Foeno質問に監視委員会は以下のように回答しています
「2021年度冬の卸電力市場価格の上昇は、燃料価格高騰等に起因するものですので、発電量の多くを火力発電により賄っていることに鑑みれば、市場として自然な動きともいえると認識しております。また、こうした卸電力市場価格の上昇は、日本だけではなく、諸外国のスポット市場においても生じていると認識しております。したがいまして今般の価格上昇の一事をもって、卸取引市場の市場設計に問題があるとは考えておりません。
いずれにしましても、当委員会においては、健全な競争環境を確保するため、引き続き厳格な監視を行うとともに、市場参加者が適切な値決めを行えるよう、さらなる情報公開に取り組んで参ります。」
監視委員会を監視する必要がありそうです。消費者庁に至っては回答もできないようです。

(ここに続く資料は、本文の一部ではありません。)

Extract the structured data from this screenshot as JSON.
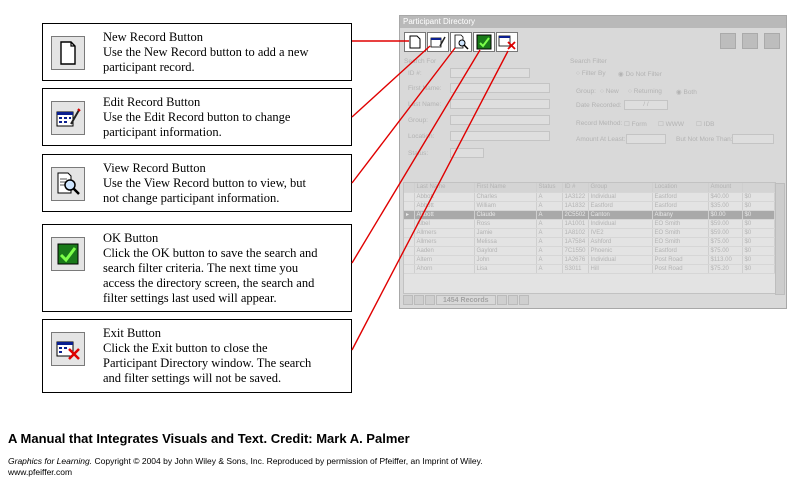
{
  "callouts": [
    {
      "icon": "new-record-icon",
      "title": "New Record Button",
      "lines": [
        "Use the New Record button to add a new",
        "participant record."
      ]
    },
    {
      "icon": "edit-record-icon",
      "title": "Edit Record Button",
      "lines": [
        "Use the Edit Record button to change",
        "participant information."
      ]
    },
    {
      "icon": "view-record-icon",
      "title": "View Record Button",
      "lines": [
        "Use the View Record button to view, but",
        "not change participant information."
      ]
    },
    {
      "icon": "ok-icon",
      "title": "OK Button",
      "lines": [
        "Click the OK button to save the search and",
        "search filter criteria. The next time you",
        "access the directory screen, the search and",
        "filter settings last used will appear."
      ]
    },
    {
      "icon": "exit-icon",
      "title": "Exit Button",
      "lines": [
        "Click the Exit button to close the",
        "Participant Directory window. The search",
        "and filter settings will not be saved."
      ]
    }
  ],
  "window": {
    "title": "Participant Directory",
    "search_for": "Search For",
    "fields": [
      "ID #:",
      "First Name:",
      "Last Name:",
      "Group:",
      "Location:",
      "Status:"
    ],
    "search_filter": "Search Filter",
    "filter_by": "Filter By",
    "do_not_filter": "Do Not Filter",
    "group_label": "Group:",
    "group_options": [
      "New",
      "Returning",
      "Both"
    ],
    "date_recorded": "Date Recorded:",
    "date_value": "/ /",
    "record_method": "Record Method:",
    "methods": [
      "Form",
      "WWW",
      "IDB"
    ],
    "amount_least": "Amount At Least:",
    "not_more": "But Not More Than:",
    "columns": [
      "Last Name",
      "First Name",
      "Status",
      "ID #",
      "Group",
      "Location",
      "Amount"
    ],
    "rows": [
      [
        "Abbott",
        "Charles",
        "A",
        "1A3122",
        "Individual",
        "Eastford",
        "$40.00",
        "$0"
      ],
      [
        "Abbott",
        "William",
        "A",
        "1A1832",
        "Eastford",
        "Eastford",
        "$35.00",
        "$0"
      ],
      [
        "Abbott",
        "Claude",
        "A",
        "2C5502",
        "Canton",
        "Albany",
        "$0.00",
        "$0"
      ],
      [
        "Albel",
        "Ross",
        "A",
        "1A1001",
        "Individual",
        "EO Smith",
        "$59.00",
        "$0"
      ],
      [
        "Allmers",
        "Jamie",
        "A",
        "1A8102",
        "IVE2",
        "EO Smith",
        "$59.00",
        "$0"
      ],
      [
        "Allmers",
        "Melissa",
        "A",
        "1A7584",
        "Ashford",
        "EO Smith",
        "$75.00",
        "$0"
      ],
      [
        "Aaden",
        "Gaylord",
        "A",
        "7C1550",
        "Phoenic",
        "Eastford",
        "$75.00",
        "$0"
      ],
      [
        "Altern",
        "John",
        "A",
        "1A2676",
        "Individual",
        "Post Road",
        "$113.00",
        "$0"
      ],
      [
        "Ahorn",
        "Lisa",
        "A",
        "S3011",
        "Hill",
        "Post Road",
        "$75.20",
        "$0"
      ]
    ],
    "record_count": "1454 Records"
  },
  "caption": {
    "title": "A Manual that Integrates Visuals and Text.  Credit:  Mark A. Palmer",
    "credit_italic": "Graphics for Learning.",
    "credit_rest": " Copyright © 2004 by John Wiley & Sons, Inc. Reproduced by permission of Pfeiffer, an Imprint of Wiley.",
    "url": "www.pfeiffer.com"
  },
  "colors": {
    "accent_line": "#e00000",
    "window_bg": "#d9d9d9"
  }
}
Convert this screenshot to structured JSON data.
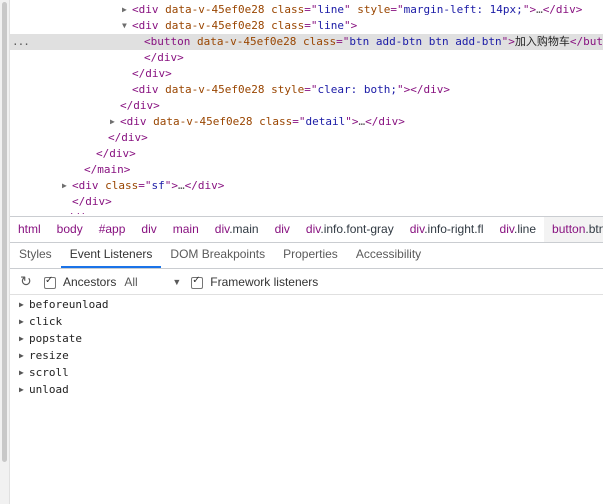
{
  "dom_tree": {
    "lines": [
      {
        "ind": 0,
        "tri": "▶",
        "open": "<div",
        "attrs": [
          {
            "n": "data-v-45ef0e28",
            "v": null
          },
          {
            "n": "class",
            "v": "line"
          },
          {
            "n": "style",
            "v": "margin-left: 14px;"
          }
        ],
        "close": ">…</div>"
      },
      {
        "ind": 0,
        "tri": "▼",
        "open": "<div",
        "attrs": [
          {
            "n": "data-v-45ef0e28",
            "v": null
          },
          {
            "n": "class",
            "v": "line"
          }
        ],
        "close": ">"
      },
      {
        "ind": 1,
        "tri": "",
        "open": "<button",
        "attrs": [
          {
            "n": "data-v-45ef0e28",
            "v": null
          },
          {
            "n": "class",
            "v": "btn add-btn btn add-btn"
          }
        ],
        "close": ">",
        "text": "加入购物车",
        "end": "</button>",
        "selected": true
      },
      {
        "ind": 1,
        "tri": "",
        "open": "</div>",
        "attrs": [],
        "close": ""
      },
      {
        "ind": 0,
        "tri": "",
        "open": "</div>",
        "attrs": [],
        "close": ""
      },
      {
        "ind": 0,
        "tri": "",
        "open": "<div",
        "attrs": [
          {
            "n": "data-v-45ef0e28",
            "v": null
          },
          {
            "n": "style",
            "v": "clear: both;"
          }
        ],
        "close": "></div>"
      },
      {
        "ind": -1,
        "tri": "",
        "open": "</div>",
        "attrs": [],
        "close": ""
      },
      {
        "ind": -1,
        "tri": "▶",
        "open": "<div",
        "attrs": [
          {
            "n": "data-v-45ef0e28",
            "v": null
          },
          {
            "n": "class",
            "v": "detail"
          }
        ],
        "close": ">…</div>"
      },
      {
        "ind": -2,
        "tri": "",
        "open": "</div>",
        "attrs": [],
        "close": ""
      },
      {
        "ind": -3,
        "tri": "",
        "open": "</div>",
        "attrs": [],
        "close": ""
      },
      {
        "ind": -4,
        "tri": "",
        "open": "</main>",
        "attrs": [],
        "close": ""
      },
      {
        "ind": -5,
        "tri": "▶",
        "open": "<div",
        "attrs": [
          {
            "n": "class",
            "v": "sf"
          }
        ],
        "close": ">…</div>"
      },
      {
        "ind": -5,
        "tri": "",
        "open": "</div>",
        "attrs": [],
        "close": ""
      },
      {
        "ind": -6,
        "tri": "",
        "open": "</div>",
        "attrs": [],
        "close": ""
      }
    ],
    "selected_dots": "..."
  },
  "breadcrumbs": [
    "html",
    "body",
    "#app",
    "div",
    "main",
    "div.main",
    "div",
    "div.info.font-gray",
    "div.info-right.fl",
    "div.line",
    "button.btn.add"
  ],
  "tabs": [
    "Styles",
    "Event Listeners",
    "DOM Breakpoints",
    "Properties",
    "Accessibility"
  ],
  "active_tab": "Event Listeners",
  "toolbar": {
    "ancestors_label": "Ancestors",
    "filter_value": "All",
    "framework_label": "Framework listeners"
  },
  "listeners": [
    "beforeunload",
    "click",
    "popstate",
    "resize",
    "scroll",
    "unload"
  ],
  "icons": {
    "refresh": "refresh-icon",
    "expand": "triangle-right-icon",
    "collapse": "triangle-down-icon"
  }
}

なぜ電気料金が上がるのか?その3割を占める託送料金は規制料金ですが、政策コストや制御不能コストが上乗せされている疑いがあります。非化石証書制度や容量市場制度も原発や水力に寛容で新電力には高負担を強いるものとなっています。非対称的な競争により新電力が倒産しひいては消費者の選択権の影響が起きているのが現状です。
電力自由化により消費者が声を出せる機会が狭められている今、ウクライナ情勢や原発再稼働などの報道に惑わされることなく電気料金値上げが簡単にされないように私たちの生活防衛のために何をすべきか、真剣に考える時です。